Myra
Khan
9-10-2014
EN
102 –C6A/6C
"The Tell-Tale Heart" by Edgar Allan Poe
2. The two controlling symbols in the story are the eye and the heart. What is their significance in the story? Why do you think the author makes them so prominent?
There are many symbols in “The
Tell-Tale Heart” such as the lantern and watch. But the most important symbols
in the story are the eye and the heart, both which play a major role in the
story. In the beginning of the play the eye is referred to starting on the second
paragraph; ‘vulture—a pale blue eye, with a film over it. Whenever it fell upon
me, my blood ran cold;’ this shows that the narrator was scared of the eye because
he felt like it showed death, not sure whose death in particular. Death because
vultures are animals that stalk prey which they know are about to die, plus
they usually eat carcasses of left over animals. Also people who are dead for a
period of time, their eyes turn a glassy and foggy blue. (Color depends on the
persons actual eyes). The eye can represent many things in the story, but I believe
the eye signifies the narrator’s evil deeds that no one knows about. He feels
like the eye could look past his façade and ‘see’ all the sins he has committed
in his life time. Every time the ‘evil eye’ looks at him he thinks it will
reveal his secrets, he cannot handle the pressure of his secrets being exposed,
so he decides to get rid of it by killing the old man. This is why the author
made the eye so noticeable.
The heart, is referred to on
the night the narrator is about to kill the old man. He accidentally woke up
the old man when sneaking in to the room, and as time passed the old man got
scared and his heart started to race; that is how the narrator thought of the racing
heartbeat. However I believe that the heartbeat wasn’t of the old man, but in
fact of the narrator.
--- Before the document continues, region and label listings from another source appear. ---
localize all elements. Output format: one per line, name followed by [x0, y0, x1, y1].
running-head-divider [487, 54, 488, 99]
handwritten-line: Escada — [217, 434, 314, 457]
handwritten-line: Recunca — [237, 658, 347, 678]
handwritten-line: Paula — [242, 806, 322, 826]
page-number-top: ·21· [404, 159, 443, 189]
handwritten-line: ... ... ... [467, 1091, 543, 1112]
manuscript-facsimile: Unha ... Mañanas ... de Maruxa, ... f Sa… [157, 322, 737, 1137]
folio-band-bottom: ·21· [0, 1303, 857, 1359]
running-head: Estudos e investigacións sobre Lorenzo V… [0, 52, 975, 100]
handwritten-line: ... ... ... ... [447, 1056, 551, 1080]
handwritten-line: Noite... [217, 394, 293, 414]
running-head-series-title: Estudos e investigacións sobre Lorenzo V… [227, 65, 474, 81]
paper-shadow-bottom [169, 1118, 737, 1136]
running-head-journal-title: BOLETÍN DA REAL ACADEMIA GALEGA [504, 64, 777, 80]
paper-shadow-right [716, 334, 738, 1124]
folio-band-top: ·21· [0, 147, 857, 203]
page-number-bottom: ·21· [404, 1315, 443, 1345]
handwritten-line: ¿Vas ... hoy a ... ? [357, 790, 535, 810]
He was being patient, but as time passed he grew anxious
to get rid of the eye; which resulted in his heart rate increasing. Since the narrator
thought it was the old man’s heart he got angrier making his own heart pound
like drums. I say that it was the narrator’s heart, because no matter how ‘loud’
someone’s heart gets, no one really but the person himself can hear it. Also when
the he attacked the old man he was so into killing him he forgot about the
heartbeat; but when he heard it again with the officers in the room; it was
probably his own heart racing because of guilt for killing the old man. The author
made the heart important because it showed the narrators emotions.